Amid Albany’s Medicaid over-spending crisis, the state Health Department is reconfiguring a little-known portion of the deficit-ridden program in what looks like a scheme to squeeze union dues from roughly 110,000 Medicaid-subsidized in-home caregivers.

About 74,000 New Yorkers are enrolled in Medicaid’s consumer-directed personal assistance program, or CDPAP, in which Medicaid pays personal assistants, or PAs, to provide household help to disabled or elderly patients who otherwise would need to be cared for in a nursing home or other more costly setting.

PAs are selected by the patients themselves, who set their hours and instruct them on their duties. In many cases, assistants are prior acquaintances or relatives of the patient. Medicaid picks up the tab by paying a third party, known as a fiscal intermediary, which handles the paperwork.

The Health Department (DOH) last year moved to cut costs by changing how intermediaries are paid and laid out a new “Request for Offers” process aimed at thinning the ranks of roughly 600 fiscal intermediaries involved with CDPAP. But the new application came with an odd and unprecedented requirement: each applicant must agree to sign a “joint employment attestation” in which the intermediary “accepts and acknowledges their role” is “that of a joint employer, with the CDPAP consumer, of the personal assistant (PA).”

That’s a strange move, because the Health Department can already hold intermediaries responsible for every facet of their relationship with a PA. The intermediaries, for instance, agree to pay workers’ compensation premiums, and their responsibilities are further detailed in 17 bullet points listed in DOH bid papers.

DOH says the employer attestation “does not alter the Department’s view of the current relationship between the FIs and the PAs.”

If that’s the case, there’s another reason why the Cuomo administration would force PAs to sign these documents: to unionize them.

By grouping Medicaid PAs together as employed by each fiscal intermediary (instead of just each patient they help), DOH is creating a “community of interest” in which a union can collect enough signatures to have federal (or state) officials conduct an election. The union wouldn’t need to get a majority of the PAs to consent to unionizing–it would just need to win a majority of the mail-ballot votes that are completed and returned.

Labor unions are continually on the hunt to organize new groups of potential dues-paying members, and they don’t hesitate to ask elected officials to change the rules when necessary. Governor Eliot Spitzer in 2007 issued an executive order that let a pair of friendly unions represent child-care providers who received state subsidies, and the state Legislature last year voted to allow farm workers to unionize.

New York wouldn’t be the first state to impose a unionization scheme on consumer-directed providers paid by Medicaid. Fifteen other states have let unions tap into their own similar programs. New York, in fact, was something of an outlier: while Spitzer’s 2007 order helped two politically-aligned unions organize state-subsidized childcare providers, he didn’t do the same thing for personal care. Spitzer at the time was warring over proposed budget cuts with 1199SEIU, the healthcare worker union best positioned to capitalize on any unionization scheme.

Unionizing Medicaid personal assistants wouldn’t immediately cost the state anything, especially since the intermediaries can’t bargain over payment rates (which are fixed by Medicaid).
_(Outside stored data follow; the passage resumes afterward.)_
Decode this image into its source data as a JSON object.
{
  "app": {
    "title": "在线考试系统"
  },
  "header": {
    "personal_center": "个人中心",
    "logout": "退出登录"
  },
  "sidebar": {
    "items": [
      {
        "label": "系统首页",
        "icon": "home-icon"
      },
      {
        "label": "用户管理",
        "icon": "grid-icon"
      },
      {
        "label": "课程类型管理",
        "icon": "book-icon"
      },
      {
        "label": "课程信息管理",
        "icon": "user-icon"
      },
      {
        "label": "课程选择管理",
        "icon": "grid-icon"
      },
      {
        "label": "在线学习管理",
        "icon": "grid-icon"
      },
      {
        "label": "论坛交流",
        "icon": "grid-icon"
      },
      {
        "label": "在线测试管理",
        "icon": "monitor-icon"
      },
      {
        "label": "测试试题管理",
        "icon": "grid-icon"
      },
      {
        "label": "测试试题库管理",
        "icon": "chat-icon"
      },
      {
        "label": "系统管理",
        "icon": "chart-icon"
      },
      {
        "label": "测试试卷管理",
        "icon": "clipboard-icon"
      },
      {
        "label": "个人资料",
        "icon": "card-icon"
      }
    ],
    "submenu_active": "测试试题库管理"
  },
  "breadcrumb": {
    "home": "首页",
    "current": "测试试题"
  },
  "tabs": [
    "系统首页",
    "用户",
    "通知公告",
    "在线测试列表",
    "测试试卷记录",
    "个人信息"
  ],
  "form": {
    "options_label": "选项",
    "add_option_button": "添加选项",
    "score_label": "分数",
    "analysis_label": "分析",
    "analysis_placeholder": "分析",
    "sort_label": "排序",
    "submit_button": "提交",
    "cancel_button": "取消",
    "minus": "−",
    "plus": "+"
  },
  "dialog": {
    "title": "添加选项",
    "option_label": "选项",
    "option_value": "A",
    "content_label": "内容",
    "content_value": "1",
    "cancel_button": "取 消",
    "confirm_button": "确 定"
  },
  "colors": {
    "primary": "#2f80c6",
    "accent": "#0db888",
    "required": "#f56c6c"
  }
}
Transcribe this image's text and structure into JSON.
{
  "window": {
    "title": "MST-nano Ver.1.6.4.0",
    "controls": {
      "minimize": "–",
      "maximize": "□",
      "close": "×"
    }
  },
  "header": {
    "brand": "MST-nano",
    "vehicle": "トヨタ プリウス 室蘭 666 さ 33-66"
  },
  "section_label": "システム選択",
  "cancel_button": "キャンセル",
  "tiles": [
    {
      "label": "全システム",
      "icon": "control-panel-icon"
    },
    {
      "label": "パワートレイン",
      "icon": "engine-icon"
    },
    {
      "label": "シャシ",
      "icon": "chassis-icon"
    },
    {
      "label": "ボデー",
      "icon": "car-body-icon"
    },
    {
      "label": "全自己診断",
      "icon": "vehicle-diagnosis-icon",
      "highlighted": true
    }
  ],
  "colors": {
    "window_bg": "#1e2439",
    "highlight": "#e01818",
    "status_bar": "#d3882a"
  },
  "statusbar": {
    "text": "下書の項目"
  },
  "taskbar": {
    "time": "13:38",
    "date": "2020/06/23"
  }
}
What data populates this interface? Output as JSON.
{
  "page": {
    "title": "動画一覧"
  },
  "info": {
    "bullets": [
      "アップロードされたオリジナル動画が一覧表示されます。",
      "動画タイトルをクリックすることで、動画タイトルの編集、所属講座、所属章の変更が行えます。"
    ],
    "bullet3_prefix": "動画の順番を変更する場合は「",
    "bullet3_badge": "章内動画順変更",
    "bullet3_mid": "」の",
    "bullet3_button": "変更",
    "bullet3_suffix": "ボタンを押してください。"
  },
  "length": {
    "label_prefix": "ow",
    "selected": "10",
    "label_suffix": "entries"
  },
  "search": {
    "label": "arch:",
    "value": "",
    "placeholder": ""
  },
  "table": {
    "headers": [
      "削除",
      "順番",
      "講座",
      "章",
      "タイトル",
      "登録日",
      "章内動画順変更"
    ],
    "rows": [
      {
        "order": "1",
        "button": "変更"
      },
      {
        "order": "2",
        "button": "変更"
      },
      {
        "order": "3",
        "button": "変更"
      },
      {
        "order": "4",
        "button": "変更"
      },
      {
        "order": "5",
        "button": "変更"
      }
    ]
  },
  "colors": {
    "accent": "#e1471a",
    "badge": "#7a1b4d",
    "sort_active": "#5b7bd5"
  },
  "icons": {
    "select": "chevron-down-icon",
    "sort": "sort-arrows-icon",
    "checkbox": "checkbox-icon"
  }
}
While the individual PAs would have no say the matter, organized labor would see an immediate reward: a union that organizes PAs will be able to skim dues from every paycheck issued by that fiscal intermediary in the CDPAP program, without having to incur many of the typical costs of bargaining or representing workers in disciplinary proceedings.

If this is indeed the first step to helping 1199SEIU organize CDPAP caregivers, and pocket 2 percent of their pay, that windfall could add up to tens of millions of dollars per year for the union’s coffers–and a handsome reward at election time for the politicians who help put it there.